One way in which the lack of set or costume change does present a slight challenge is in the actors’ doubling of parts. Vasan, for instance, plays four roles, and it becomes difficult to always differentiate between them. I also have some reservations about ‘Papa Gonzales’; a drunk old Mexican whose only role in the play is to commit a murder. This character certainly needs to be more well-rounded or developed to stop it feeling out-dated and borderline-racist. Eric Maclennan’s Mexican accent wasn’t overly convincing either; this character’s brief role in the play presented some issues.
Ferran is the star here. A newly-rising talent of the theatrical world, she was excellent in Polly Findlay’s production of The Merchant of Venice, which was perhaps an influence, as another show with a minimalist set and ticking pendulum motif. Summer and Smoke gives Ferran a real chance to show off the full scope of her abilities. Funny, tragic, vulnerable and strong all at once, this production becomes all about Alma.
Alma is a difficult character to play, partly because Williams seems to have used her as a chance to explore Freudian ideas surrounding women – the woman driven to neurosis by sexual abstinence. The sexual appeal of motherhood: ‘Alma’ may be “Spanish for soul”, but it is also traditionally associated with ‘mothering’ female characters. “you don’t have a mother to take care of such things for you” she says to John in the first scene; “It was a pleasure for me to be able to”.
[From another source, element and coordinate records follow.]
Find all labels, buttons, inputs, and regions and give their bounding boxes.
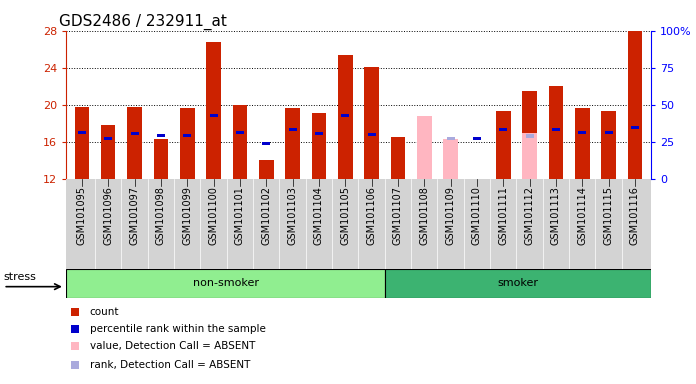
Bar: [443, 139, 458, 179]
Text: GSM101114: GSM101114: [577, 186, 587, 245]
Bar: [131, 132, 139, 135]
Text: GSM101096: GSM101096: [103, 186, 113, 245]
Bar: [183, 134, 191, 137]
Text: GSM101115: GSM101115: [603, 186, 614, 245]
Bar: [312, 113, 326, 179]
Bar: [631, 126, 639, 129]
Text: GSM101110: GSM101110: [472, 186, 482, 245]
Bar: [523, 133, 537, 179]
Text: GDS2486 / 232911_at: GDS2486 / 232911_at: [59, 13, 227, 30]
Bar: [259, 160, 274, 179]
Bar: [601, 111, 616, 179]
Bar: [499, 128, 507, 131]
Bar: [385, 269, 651, 298]
Bar: [552, 128, 560, 131]
Bar: [473, 137, 481, 141]
Bar: [232, 105, 247, 179]
Text: GSM101111: GSM101111: [498, 186, 508, 245]
Text: GSM101104: GSM101104: [314, 186, 324, 245]
Text: GSM101100: GSM101100: [209, 186, 219, 245]
Bar: [206, 42, 221, 179]
Bar: [578, 131, 586, 134]
Text: GSM101116: GSM101116: [630, 186, 640, 245]
Text: GSM101102: GSM101102: [261, 186, 271, 245]
Text: GSM101095: GSM101095: [77, 186, 87, 245]
Text: GSM101097: GSM101097: [129, 186, 140, 245]
Bar: [315, 132, 323, 135]
Text: count: count: [90, 307, 119, 317]
Bar: [525, 134, 534, 138]
Bar: [575, 108, 590, 179]
Bar: [523, 91, 537, 179]
Bar: [289, 128, 296, 131]
Text: rank, Detection Call = ABSENT: rank, Detection Call = ABSENT: [90, 359, 250, 369]
Bar: [628, 31, 642, 179]
Text: GSM101113: GSM101113: [551, 186, 561, 245]
Bar: [157, 134, 165, 137]
Text: GSM101103: GSM101103: [287, 186, 298, 245]
Bar: [605, 131, 612, 134]
Bar: [104, 137, 112, 141]
Bar: [338, 55, 352, 179]
Bar: [101, 125, 116, 179]
Bar: [548, 86, 563, 179]
Bar: [262, 142, 270, 145]
Bar: [78, 131, 86, 134]
Bar: [74, 108, 89, 179]
Text: GSM101112: GSM101112: [525, 186, 535, 245]
Text: smoker: smoker: [498, 278, 539, 288]
Text: GSM101106: GSM101106: [367, 186, 377, 245]
Bar: [367, 132, 376, 136]
Bar: [127, 108, 142, 179]
Text: stress: stress: [3, 272, 36, 282]
Bar: [341, 114, 349, 118]
Text: GSM101105: GSM101105: [340, 186, 350, 245]
Text: GSM101099: GSM101099: [182, 186, 192, 245]
Bar: [236, 131, 244, 134]
Text: GSM101108: GSM101108: [419, 186, 429, 245]
Bar: [417, 116, 432, 179]
Bar: [365, 67, 379, 179]
Bar: [66, 269, 385, 298]
Text: GSM101101: GSM101101: [235, 186, 245, 245]
Bar: [390, 137, 405, 179]
Bar: [496, 111, 511, 179]
Bar: [285, 108, 300, 179]
Text: GSM101109: GSM101109: [445, 186, 456, 245]
Bar: [154, 139, 168, 179]
Bar: [209, 114, 218, 118]
Bar: [180, 108, 194, 179]
Text: GSM101098: GSM101098: [156, 186, 166, 245]
Bar: [447, 137, 454, 141]
Bar: [447, 137, 454, 141]
Text: GSM101107: GSM101107: [393, 186, 403, 245]
Text: percentile rank within the sample: percentile rank within the sample: [90, 324, 265, 334]
Text: value, Detection Call = ABSENT: value, Detection Call = ABSENT: [90, 341, 255, 351]
Text: non-smoker: non-smoker: [193, 278, 259, 288]
Bar: [525, 134, 534, 138]
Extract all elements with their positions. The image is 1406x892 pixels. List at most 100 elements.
Ferran and Frecknall navigate this sensitively though, and to great effect. All in all this production is some of the best theatre I’ve seen in a long time, and certainly worth trying to get a ticket for (watch the ‘rush’ ticket releases on Tuesdays). Williams’ already little-known play is re-staged inventively, but unpretentiously, to create a performance that you’ll experience rather than just watch. Williams would likely not have minded Frecknall’s deviancy from his directions: he stated that “the imaginative designer…should not feel bound by any of my specific suggestions”. And this production is imaginative. It will sit you in the gutter, but it’s an “oh, so beautiful thing”!